I pretty much dropped D&D from the lineup of games I ran back in the 2e days, around the mid 90's. The reason being it was just WAY too buttoned down. There were fun things about it, but besides the system being clunky it was just TOO LIMITED. You made the characters that the game allowed you to make. If your concept didn't fit into the pigeon hole of one of the existing classes you were pretty much SoL. The rules actively prevented you from doing anything outside of what they provided.

4e TO ME is a marvelous toolbox. The classes follow similar rules and are really very modular. They were designed carefully (for the most part) to allow for a LOT of jiggering within the system. A Ranger could be a twin rapier wielding swashbuckler. A fighter could be a sword-n-board con based knight, or a dex based rapier wielding fencer, or a highly intuitive glaive wielder.

I think the mechanics of the E-classes are fairly clever and I have nothing against them, but when I look at the Sentinel and the Cavalier I see classes that are VERY set-piece. They are boxed right into a single concept like the old AD&D classes were. It really isn't quite that severe but THERE IS a good bit that is lost. Imagine if Essentials WAS 4e. You could play a 2-handed wielding Slayer or a sword and board Knight. You can't really do much else, except either homebrew or wait around for a class that matches what you want, or just not play what you want to play.

It may be a small nit in the overall scheme of things, and 4e Essentials is still a lot more flexible than AD&D was, but not as flexible as classic 4e. Something IS lost when you delete rituals and button down all the classes.
Sorry that I melted your brain, that was not my intent. I just want to clear up that I do understand "the other side", I was after all part of it for a long time. It's only lately that I have begun to realize some of the things I have stated in my other posts. Of course, it could just be what Anathos says (quoted below) - that it's the many powers that have made my players lazy. Well, then I am still happy about Essentials, in the hope it will make them less lazy. I do not think it's just that though, but we will see. Of course, in my case, it might take a while, since we are nowhere near done with the current campaign, and I am not going to force or even suggest that we redo our characters. It will have to wait until we are done, or I kill them. That of course can, given my high-frequency of kills and TPK's, happen any day ;)

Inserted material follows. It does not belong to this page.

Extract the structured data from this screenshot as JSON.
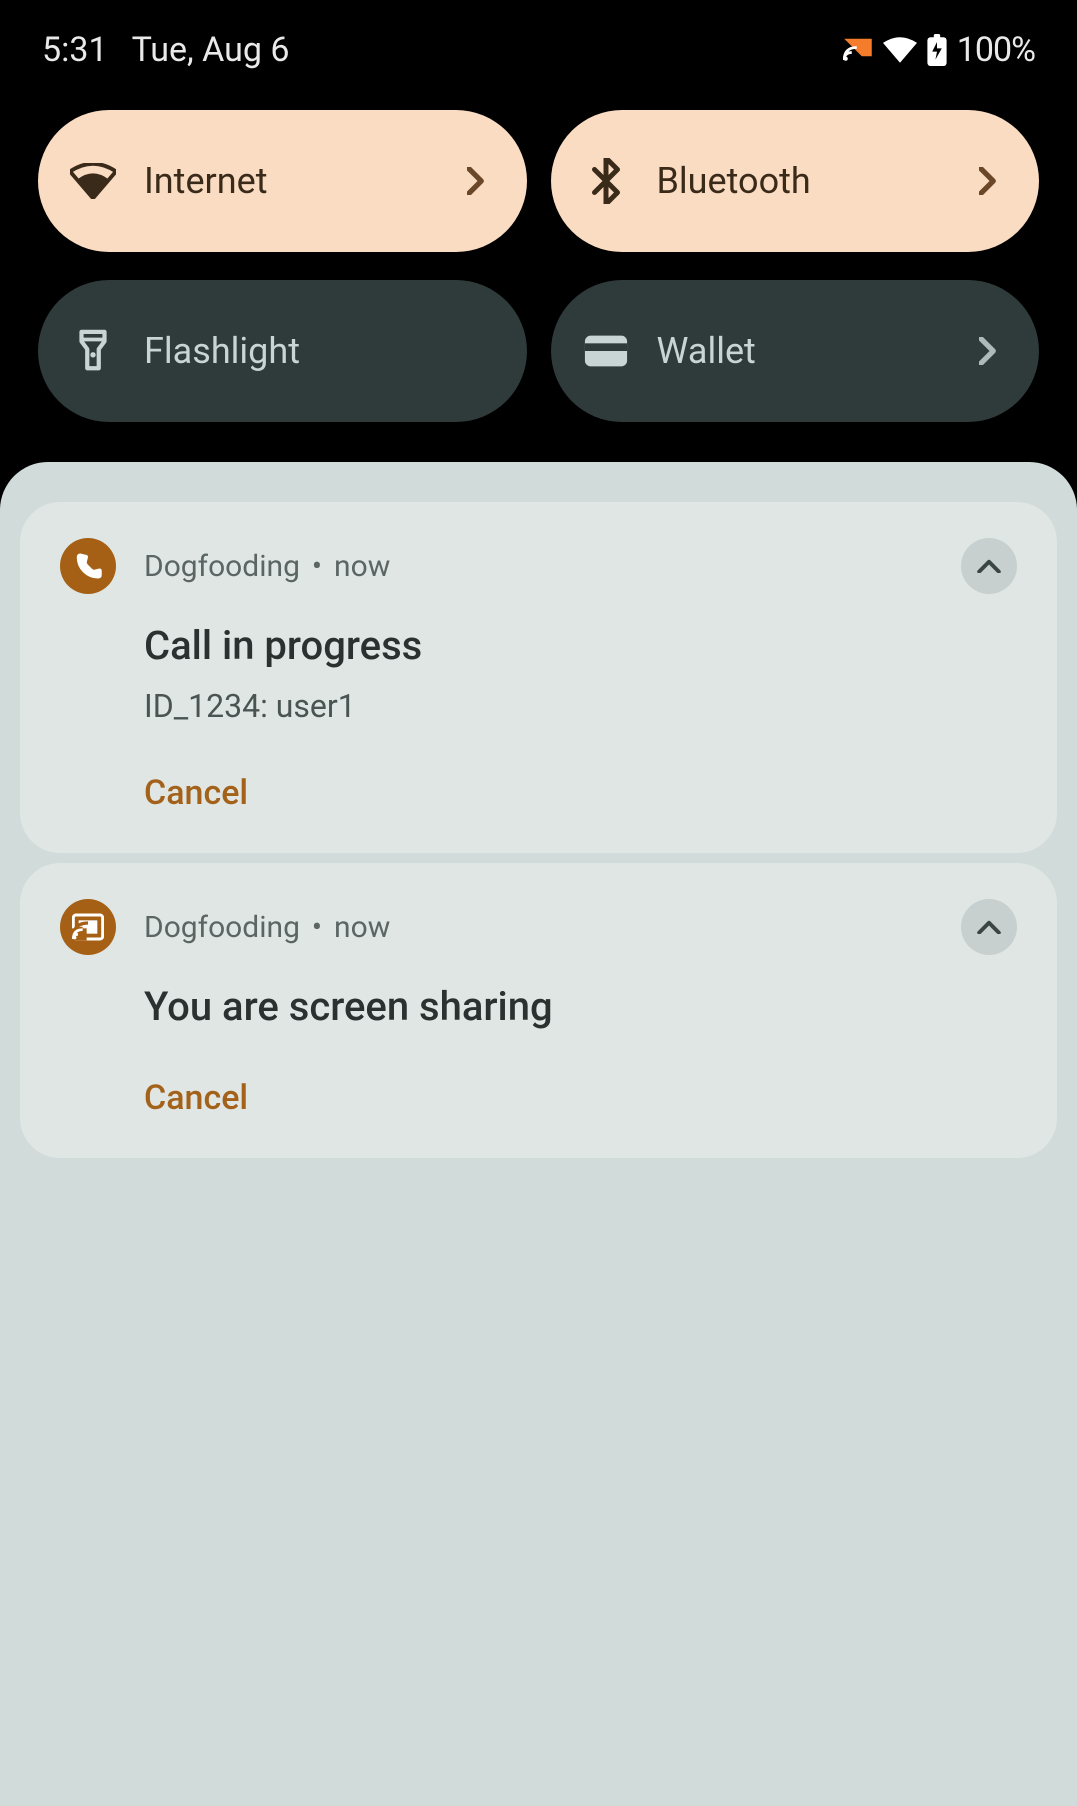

The problem with this is you're implying that it's the game's fault that this has occurred, that the game is making you be less creative. This is obviously not the case; the DMG is very clear that you can do things outside the rules, providing guidelines that are important enough to have been updated twice. The game isn't draining your group's creativity, your group is just being lazy. Their powers give them something interesting and useful to do every round, so they don't bother to come up with anything on their own.
 

After reading through this, and being someone yelling that there is more to esentials then you think...

It may not be that much. I don't really know that combats will be much shorter, or that mechanics will somehow become less noticable. I also don't see the "World of Nentir" (and its various assumptions) fading into the background. It is still there front and center as far as I can tell.

But people are now getting into issues that I think you could have had in 3E or even earlier versions of the game.
 

I also don't see the "World of Nentir" (and its various assumptions) fading into the background. It is still there front and center as far as I can tell.

That was actually one of their stated goals wasn't it? To make the Nentir Vale world, not fade away, but instead blend right into the rules?
 

4e has the answer to player creativity, in the PH its on pg. 42 and in the D&D Essentials DM's Book it is now on pg. 107-108. Without using powers you can set a DC and damage by level.

Just wanted to comment on this real quick... the rules you are talking about are not in the PHB, they are in the DMG... I personally think 4e would have been better served in making the rules available to both players and DM's (with a much more thorough explanation of how to adjudicate for the DM.) equally. I don't have my essentials RC with me right now, but does anyone know if they are included in the RC?